As the projects written using Rust get larger, compilation latency has become increasingly important. The Rust compiler's design causes slow compilation, Li said, when compared to languages with implementations suitable for fast prototyping such as Python or Go. This slowness does have a cause — the compiler performs many sophisticated analyses and transformations — but it would be easier to develop with Rust if the language could be compiled faster.

To give some idea of how badly Rust performs compared to other languages, Li presented a graph showing the compile time of programs with different numbers of functions across several languages. Rust's line was noticeably steeper. For small numbers of functions, it was no worse than other languages, but compile times increased much more as the Rust programs grew larger. Improving compile times has become an area of focus for the whole community, Li said.

This year, the speed of the compiler has more than doubled. Most of this is due to small, incremental changes by a number of developers. Part of this improvement is also from work on tools like rustc-perf, which shows developers how their pull requests to the Rust compiler affect compile times. The efforts of the parallel-rustc working group (in which Li participates) are now available in the nightly language builds, and end up providing a 30% performance improvement in aggregate. Those improvements should land in stable Rust by next year.

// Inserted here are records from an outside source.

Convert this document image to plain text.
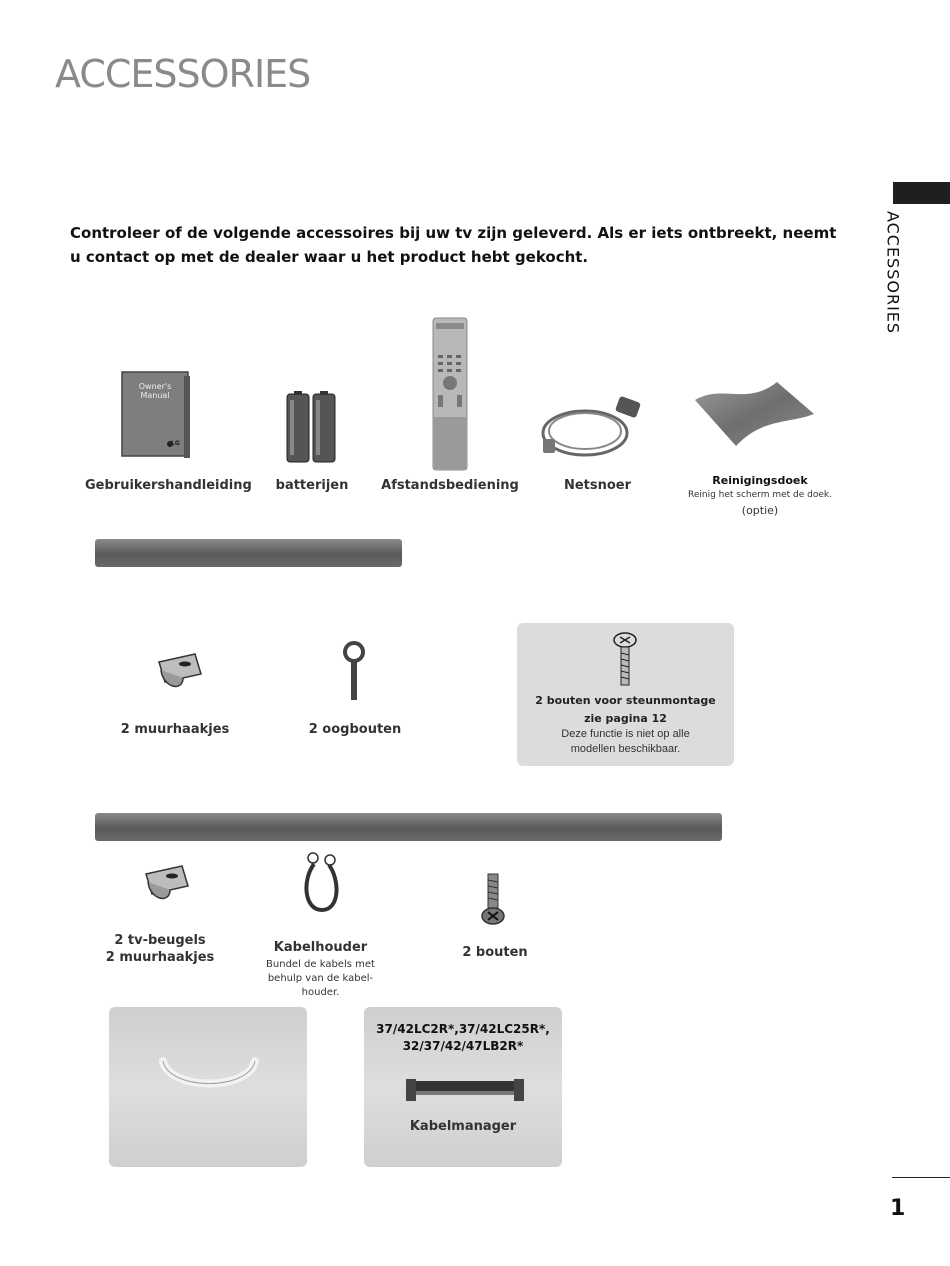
ACCESSORIES
ACCESSORIES

Controleer of de volgende accessoires bij uw tv zijn geleverd. Als er iets ontbreekt, neemt u contact op met de dealer waar u het product hebt gekocht.

Owner's Manual
LG
Gebruikershandleiding	batterijen	Afstandsbediening	Netsnoer	Reinigingsdoek
Reinig het scherm met de doek.
(optie)
2 muurhaakjes	2 oogbouten
2 bouten voor steunmontage
zie pagina 12
Deze functie is niet op alle
modellen beschikbaar.
2 tv-beugels
2 muurhaakjes
Kabelhouder
Bundel de kabels met
behulp van de kabel-
houder.
2 bouten
37/42LC2R*,37/42LC25R*,
32/37/42/47LB2R*
Kabelmanager
1
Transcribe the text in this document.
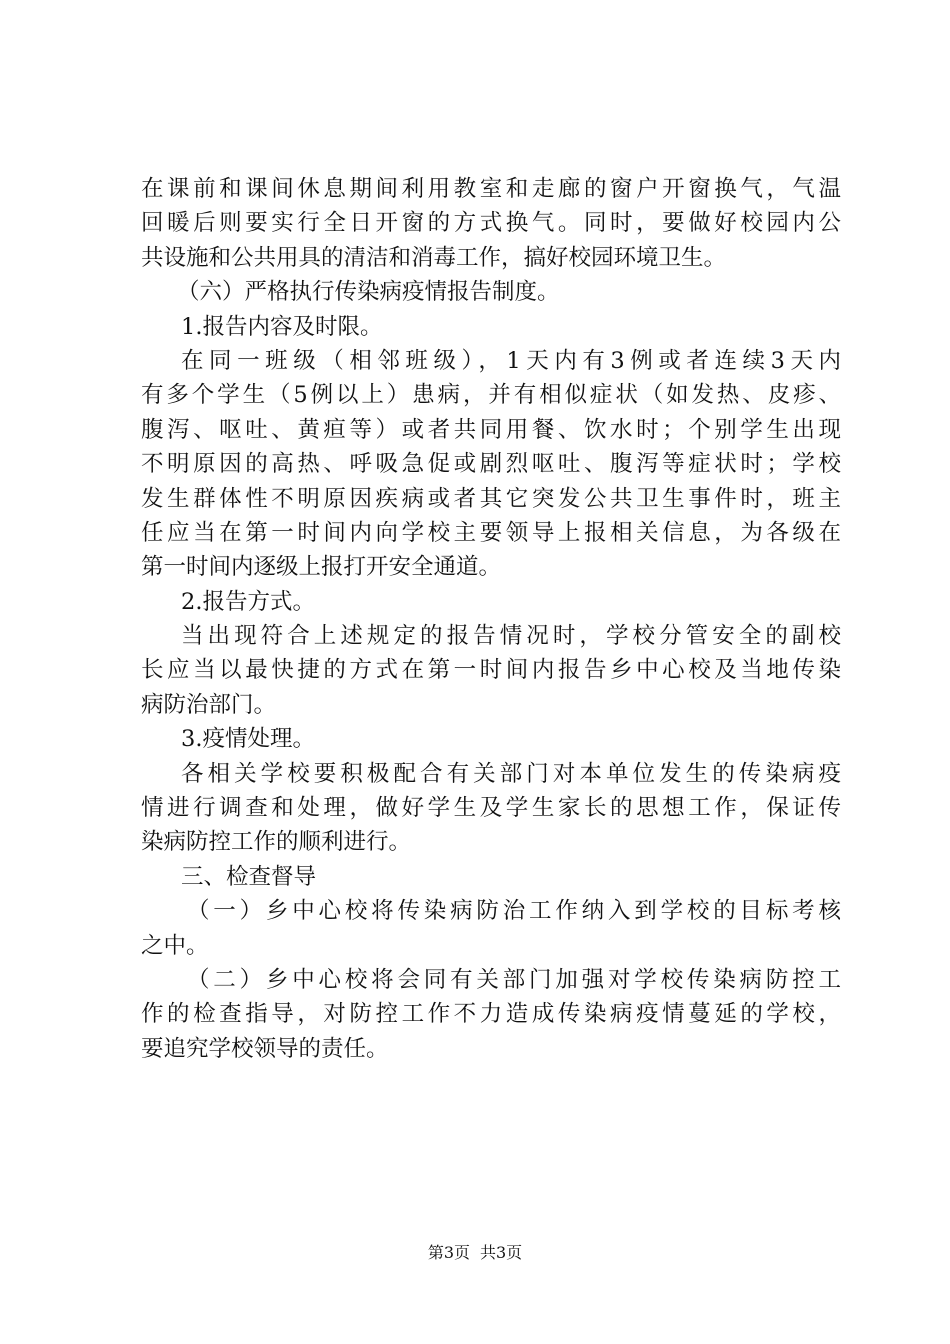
在课前和课间休息期间利用教室和走廊的窗户开窗换气，气温
回暖后则要实行全日开窗的方式换气。同时，要做好校园内公
共设施和公共用具的清洁和消毒工作，搞好校园环境卫生。
（六）严格执行传染病疫情报告制度。
1.报告内容及时限。
在同一班级（相邻班级），1天内有3例或者连续3天内
有多个学生（5例以上）患病，并有相似症状（如发热、皮疹、
腹泻、呕吐、黄疸等）或者共同用餐、饮水时；个别学生出现
不明原因的高热、呼吸急促或剧烈呕吐、腹泻等症状时；学校
发生群体性不明原因疾病或者其它突发公共卫生事件时，班主
任应当在第一时间内向学校主要领导上报相关信息，为各级在
第一时间内逐级上报打开安全通道。
2.报告方式。
当出现符合上述规定的报告情况时，学校分管安全的副校
长应当以最快捷的方式在第一时间内报告乡中心校及当地传染
病防治部门。
3.疫情处理。
各相关学校要积极配合有关部门对本单位发生的传染病疫
情进行调查和处理，做好学生及学生家长的思想工作，保证传
染病防控工作的顺利进行。
三、检查督导
（一）乡中心校将传染病防治工作纳入到学校的目标考核
之中。
（二）乡中心校将会同有关部门加强对学校传染病防控工
作的检查指导，对防控工作不力造成传染病疫情蔓延的学校，
要追究学校领导的责任。
第3页 共3页
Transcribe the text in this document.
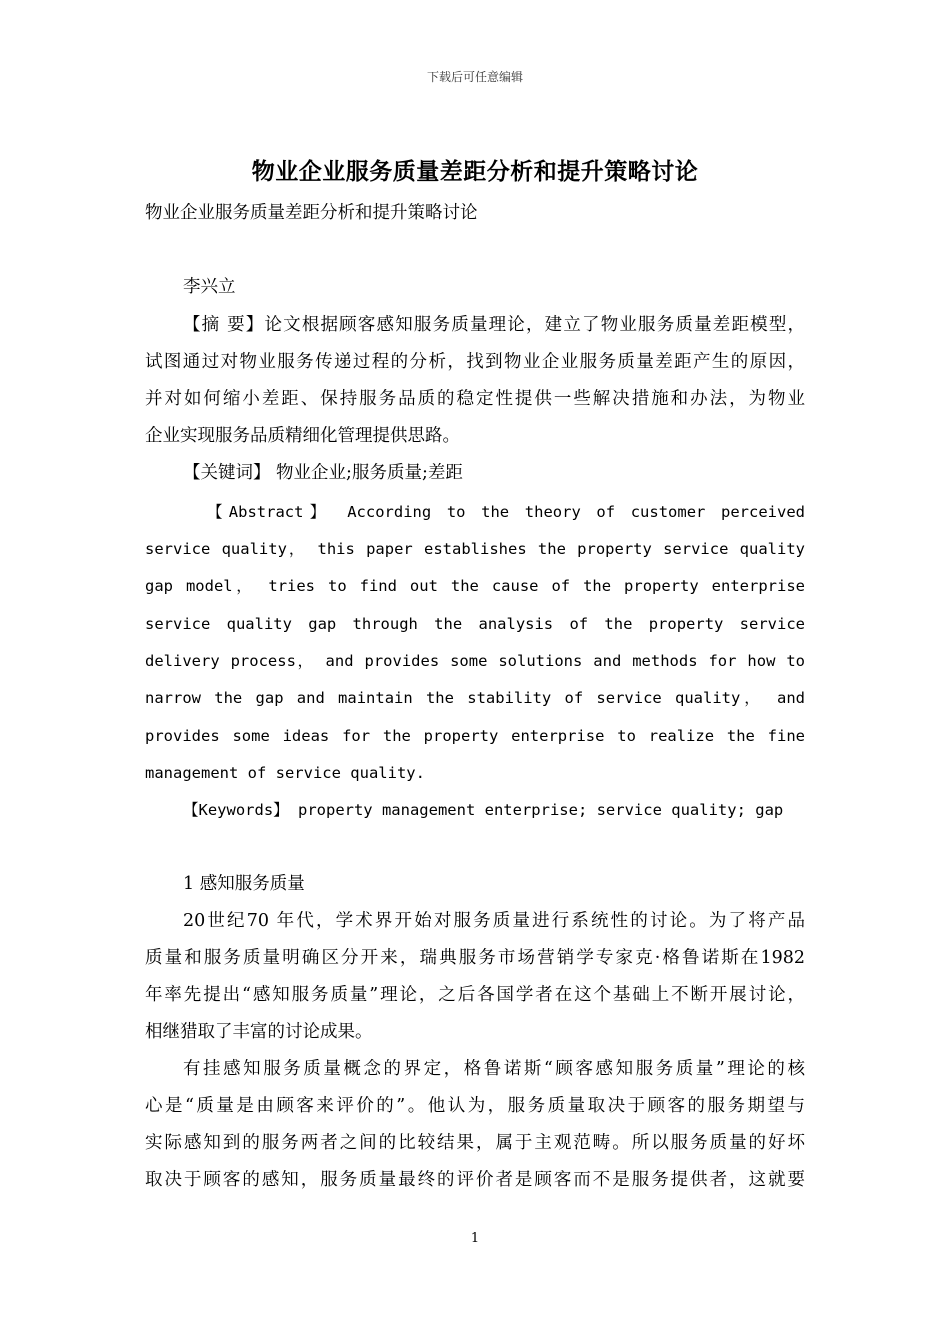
下载后可任意编辑
物业企业服务质量差距分析和提升策略讨论
物业企业服务质量差距分析和提升策略讨论
李兴立
【摘 要】论文根据顾客感知服务质量理论，建立了物业服务质量差距模型，
试图通过对物业服务传递过程的分析，找到物业企业服务质量差距产生的原因，
并对如何缩小差距、保持服务品质的稳定性提供一些解决措施和办法，为物业
企业实现服务品质精细化管理提供思路。
【关键词】 物业企业;服务质量;差距
【Abstract】 According to the theory of customer perceived
service quality， this paper establishes the property service quality
gap model， tries to find out the cause of the property enterprise
service quality gap through the analysis of the property service
delivery process， and provides some solutions and methods for how to
narrow the gap and maintain the stability of service quality， and
provides some ideas for the property enterprise to realize the fine
management of service quality.
【Keywords】 property management enterprise; service quality; gap
1 感知服务质量
20世纪70 年代，学术界开始对服务质量进行系统性的讨论。为了将产品
质量和服务质量明确区分开来，瑞典服务市场营销学专家克·格鲁诺斯在1982
年率先提出“感知服务质量”理论，之后各国学者在这个基础上不断开展讨论，
相继猎取了丰富的讨论成果。
有挂感知服务质量概念的界定，格鲁诺斯“顾客感知服务质量”理论的核
心是“质量是由顾客来评价的”。他认为，服务质量取决于顾客的服务期望与
实际感知到的服务两者之间的比较结果，属于主观范畴。所以服务质量的好坏
取决于顾客的感知，服务质量最终的评价者是顾客而不是服务提供者，这就要
1
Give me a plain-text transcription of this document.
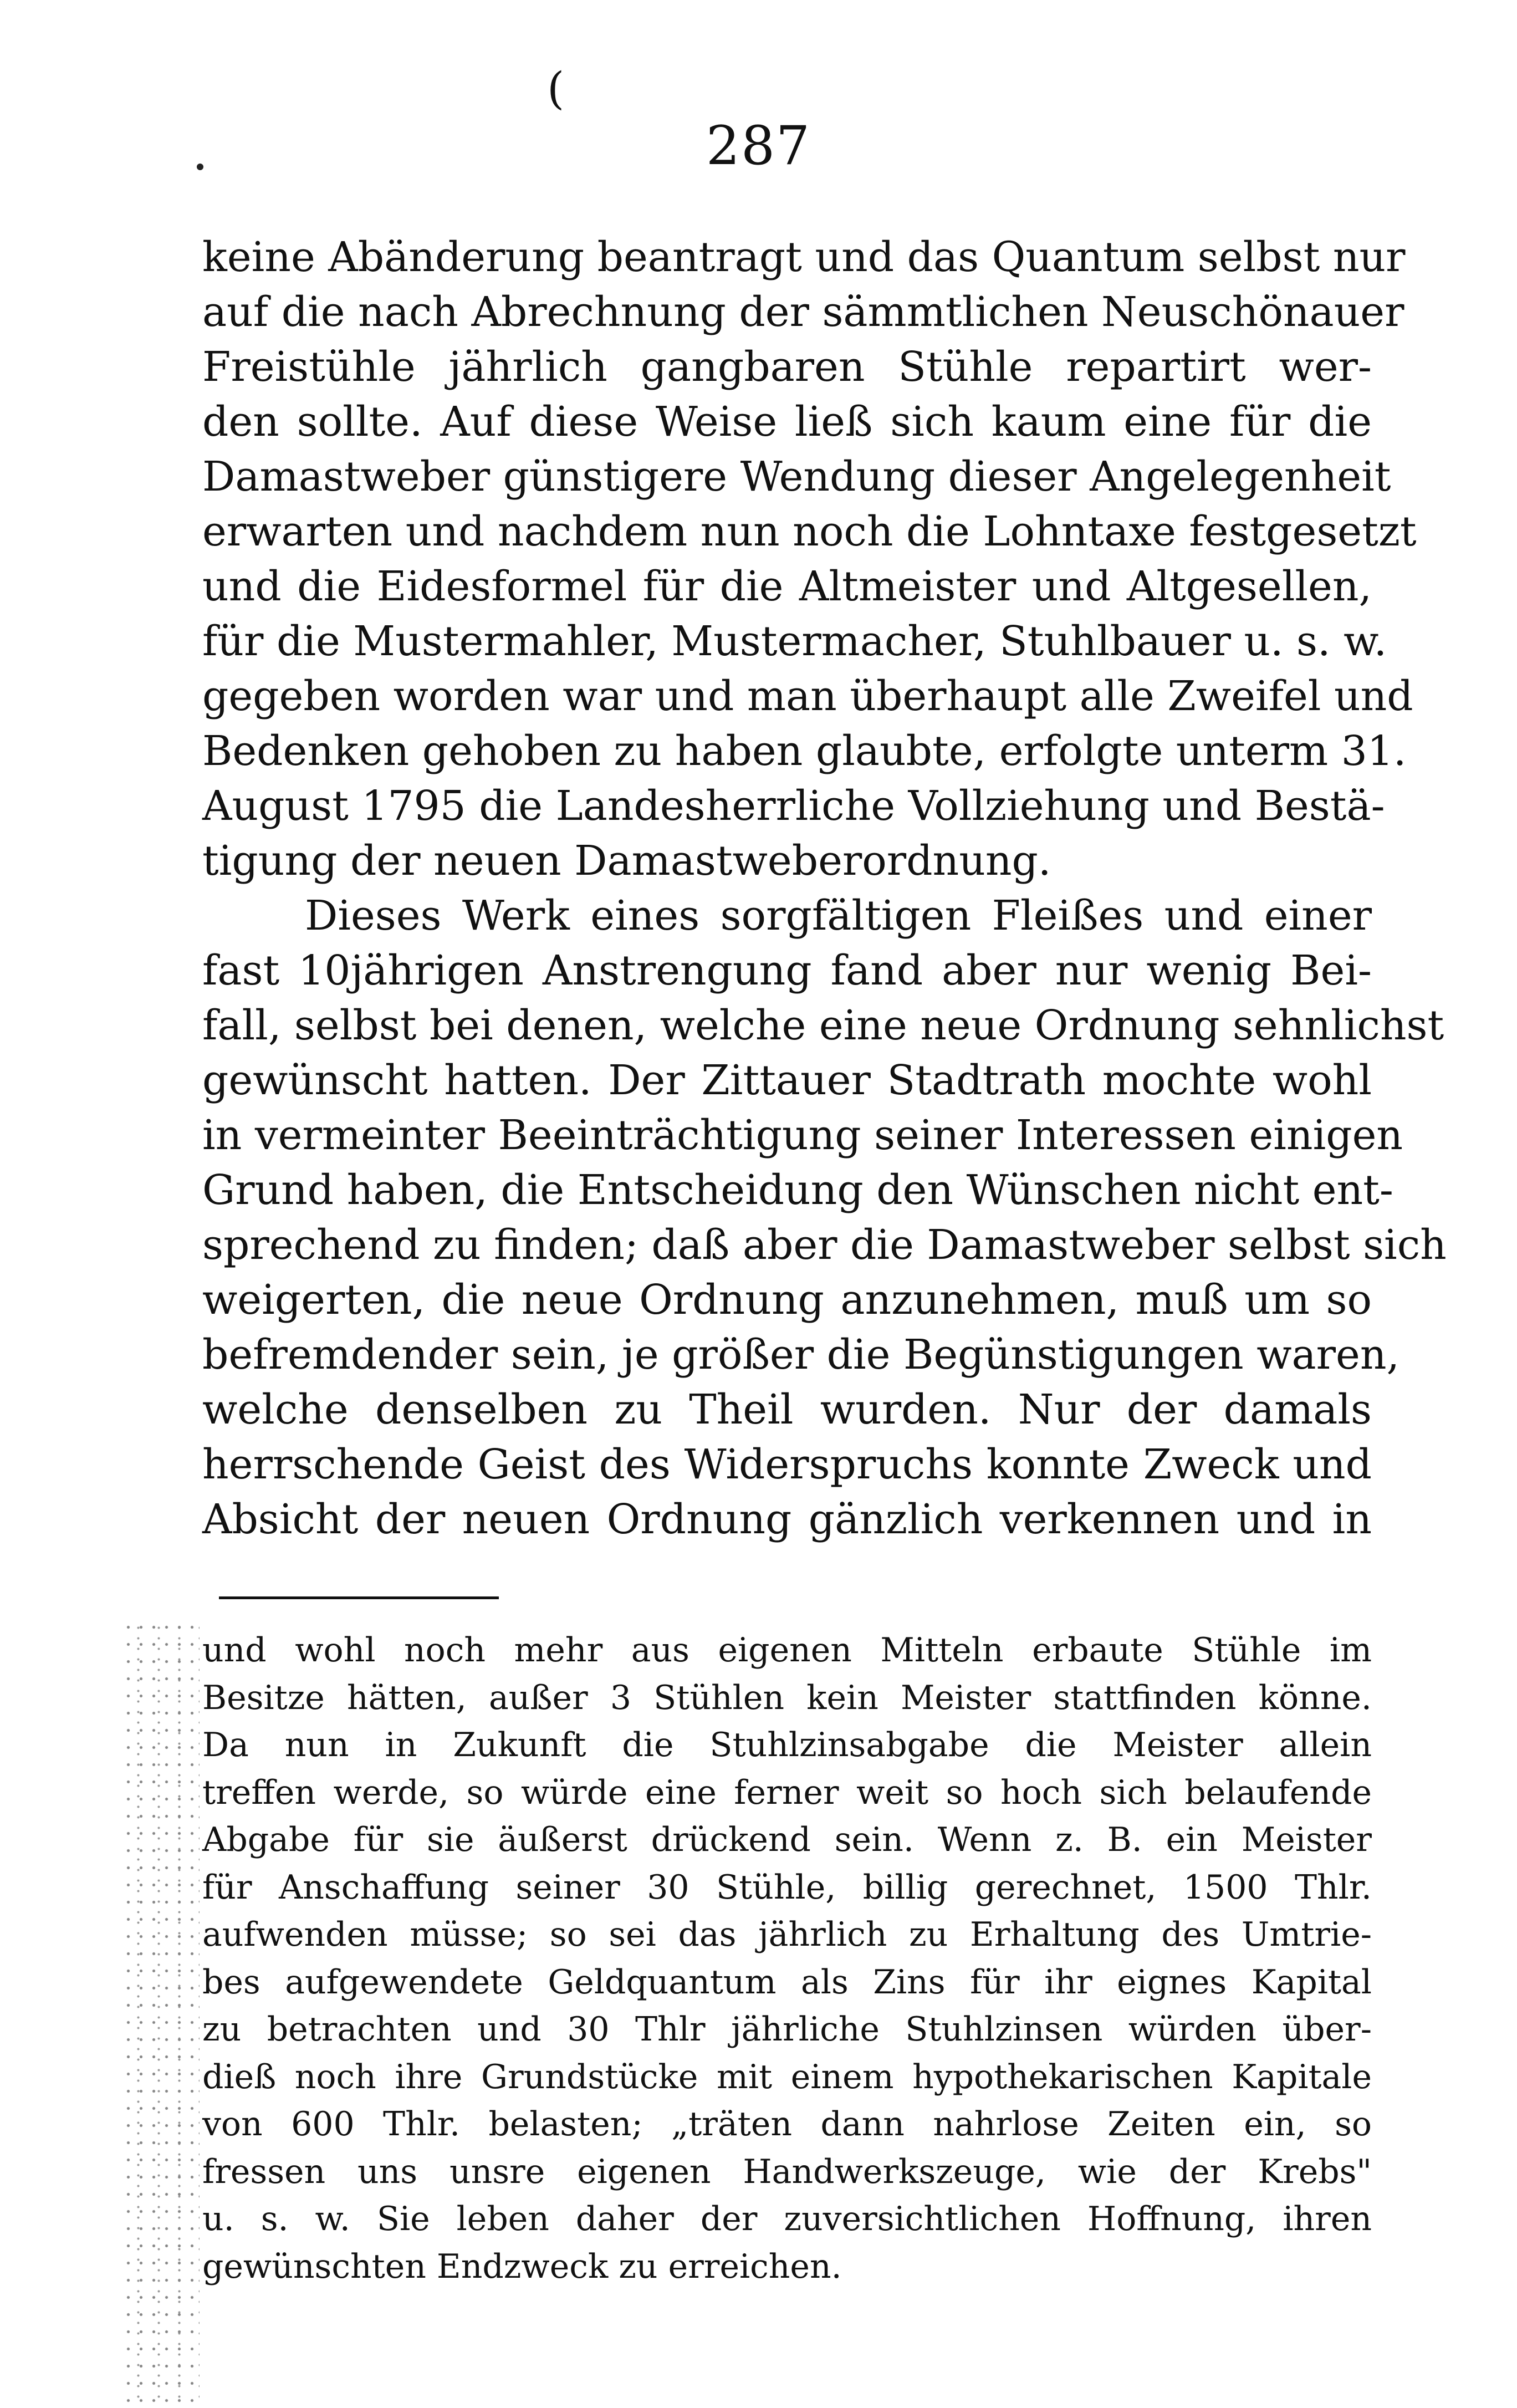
(
287
keine Abänderung beantragt und das Quantum selbst nur
auf die nach Abrechnung der sämmtlichen Neuschönauer
Freistühle jährlich gangbaren Stühle repartirt wer-
den sollte. Auf diese Weise ließ sich kaum eine für die
Damastweber günstigere Wendung dieser Angelegenheit
erwarten und nachdem nun noch die Lohntaxe festgesetzt
und die Eidesformel für die Altmeister und Altgesellen,
für die Mustermahler, Mustermacher, Stuhlbauer u. s. w.
gegeben worden war und man überhaupt alle Zweifel und
Bedenken gehoben zu haben glaubte, erfolgte unterm 31.
August 1795 die Landesherrliche Vollziehung und Bestä-
tigung der neuen Damastweberordnung.
Dieses Werk eines sorgfältigen Fleißes und einer
fast 10jährigen Anstrengung fand aber nur wenig Bei-
fall, selbst bei denen, welche eine neue Ordnung sehnlichst
gewünscht hatten. Der Zittauer Stadtrath mochte wohl
in vermeinter Beeinträchtigung seiner Interessen einigen
Grund haben, die Entscheidung den Wünschen nicht ent-
sprechend zu finden; daß aber die Damastweber selbst sich
weigerten, die neue Ordnung anzunehmen, muß um so
befremdender sein, je größer die Begünstigungen waren,
welche denselben zu Theil wurden. Nur der damals
herrschende Geist des Widerspruchs konnte Zweck und
Absicht der neuen Ordnung gänzlich verkennen und in
und wohl noch mehr aus eigenen Mitteln erbaute Stühle im
Besitze hätten, außer 3 Stühlen kein Meister stattfinden könne.
Da nun in Zukunft die Stuhlzinsabgabe die Meister allein
treffen werde, so würde eine ferner weit so hoch sich belaufende
Abgabe für sie äußerst drückend sein. Wenn z. B. ein Meister
für Anschaffung seiner 30 Stühle, billig gerechnet, 1500 Thlr.
aufwenden müsse; so sei das jährlich zu Erhaltung des Umtrie-
bes aufgewendete Geldquantum als Zins für ihr eignes Kapital
zu betrachten und 30 Thlr jährliche Stuhlzinsen würden über-
dieß noch ihre Grundstücke mit einem hypothekarischen Kapitale
von 600 Thlr. belasten; „träten dann nahrlose Zeiten ein, so
fressen uns unsre eigenen Handwerkszeuge, wie der Krebs"
u. s. w. Sie leben daher der zuversichtlichen Hoffnung, ihren
gewünschten Endzweck zu erreichen.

There are a handful of other big improvements that will be available soon. Profile-guided optimization provides (up to) a 20% speedup on Linux. BOLT, a post-link optimizer, (which was the topic of a talk that LWN covered recently) can speed things up by 5-10%, and link-time optimization can add another 5%, Li said. The biggest improvement at this point actually comes from switching to the lld linker, however, which can improve end-to-end compilation time by 40%.

The majority of the speedups have not been from big-ticket items, however. "It is the accumulation of small things" that most improves performance, Li said. These include introducing laziness to some areas, improved hashing and hash tables, changing the layout of the types used by the compiler, and more. Unfortunately, code optimizations like these require a good understanding of the compiler, and become rarer over time as people address the lower-hanging fruit.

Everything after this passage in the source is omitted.